Un'ultima ragione per farsi controllare invece di comprare occhiali da lettura più forti. Dai quarant'anni in poi, un controllo della vista è anche il momento in cui si individuano il glaucoma o i primi danni oculari del diabete, che rubano la vista per anni prima che tu ti accorga di qualcosa. Tra i quaranta e i cinquantacinque anni il ritmo riconosciuto è ogni due-quattro anni; dopo i sessantacinque, ogni uno-due anni. Quello screening è compito dell'oculista, non nostro, e ti diciamo noi quando è il momento di andarci.
Che cosa cambia quando il paio è fatto per te
Un paio da lettura fatto per te parte da tre misurazioni: la correzione di ciascun occhio, presa all'autorefrattometro e poi verificata a mano un occhio alla volta, la tua distanza interpupillare e l'altezza a cui stanno gli occhi dentro la montatura che hai scelto. Conta venti-trenta minuti. Se vuoi sapere come si legge quello che c'è scritto sulla tua ricetta, l'abbiamo decifrata in capire la ricetta degli occhiali.
Quello che ci guadagni non è spettacolare a prima vista. È piuttosto un'assenza: smetti di pensare ai tuoi occhi. Il testo è nitido dal primo secondo, una lettura lunga non ti costa niente, e perdi il riflesso di toglierti gli occhiali per riposare.
E visto che un paio da lettura sta sul viso diverse ore al giorno, tanto vale che ti somigli. È anche una montatura, non solo un dispositivo.
Un buon paio da lettura non si fa notare. È così che lo riconosci.
Se hai un paio d'emergenza in un cassetto da due anni, tienilo per la cucina. E vieni a far controllare la visione da vicino: un ottico optometrista a Canggu, Ubud o Sanur, venti-trenta minuti. Il più delle volte quella stanchezza che hai finito per chiamare normale viene da una correzione che non va più bene. Quando non è così, te lo diciamo e ti mandiamo da un oculista.

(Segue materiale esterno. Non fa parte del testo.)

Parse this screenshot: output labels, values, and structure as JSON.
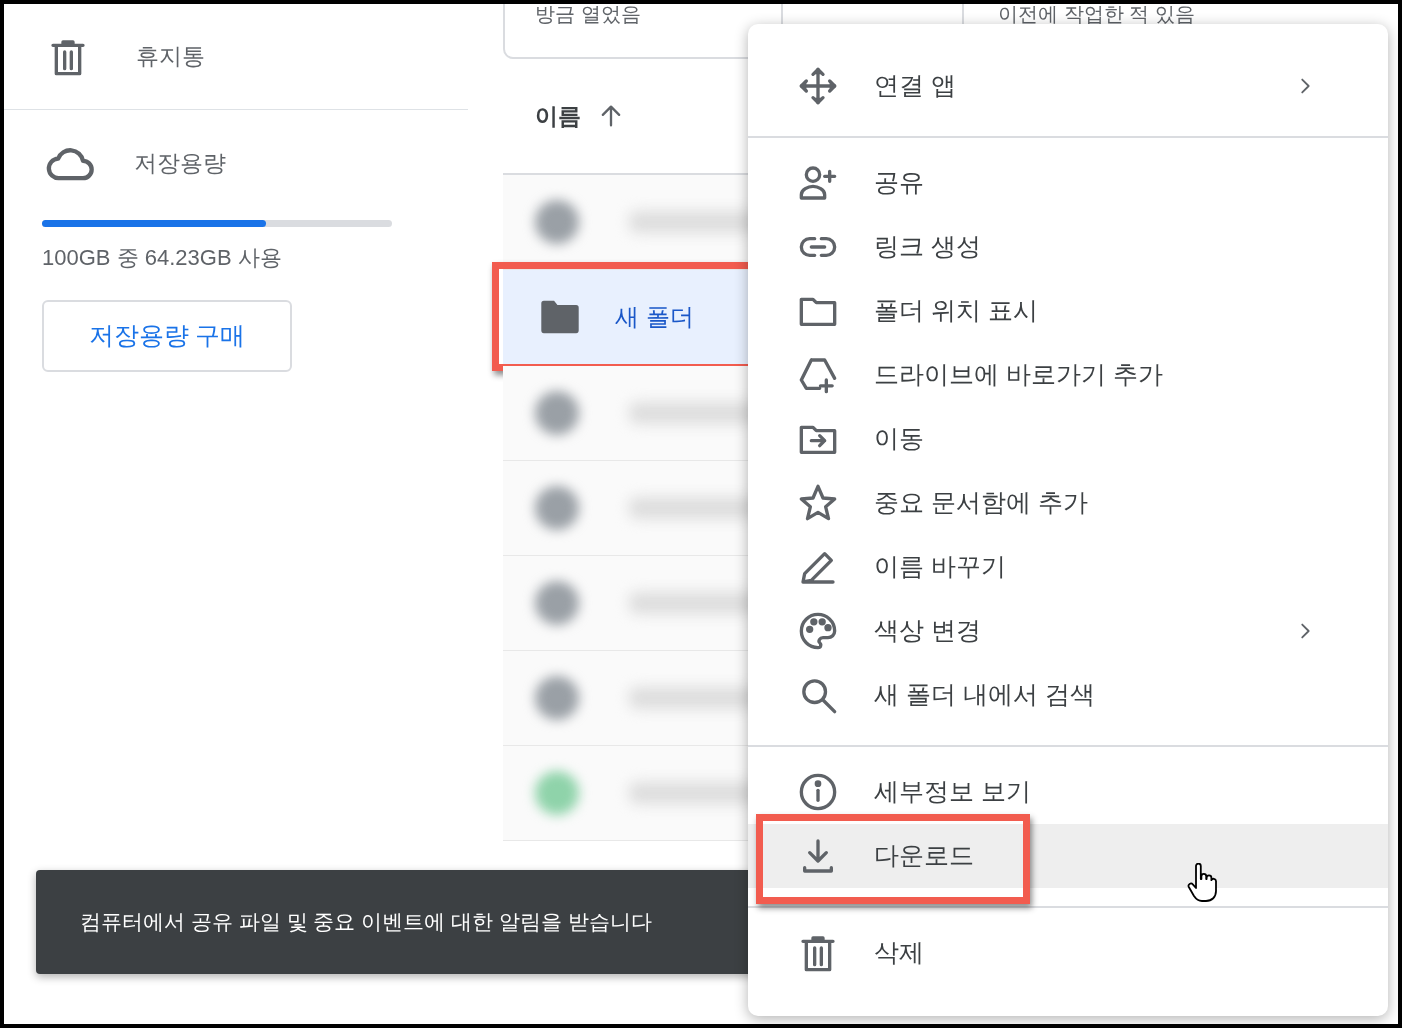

Il controllo non costa nulla e non impegna a niente: puoi uscire con i numeri in mano e pensarci. Se poi ordini, un paio monofocale semplice è spesso pronto in giornata, e le progressive richiedono sette-dieci giorni. Anche partire da Bali prima che il tuo sia finito non è un problema, spediamo in tutto il mondo.
Questo articolo è informativo e non sostituisce un esame della vista né un parere medico. Un calo rapido della vista, lampi di luce, macchie nel campo visivo o mal di testa persistenti devono portarti a consultare senza indugio un professionista sanitario.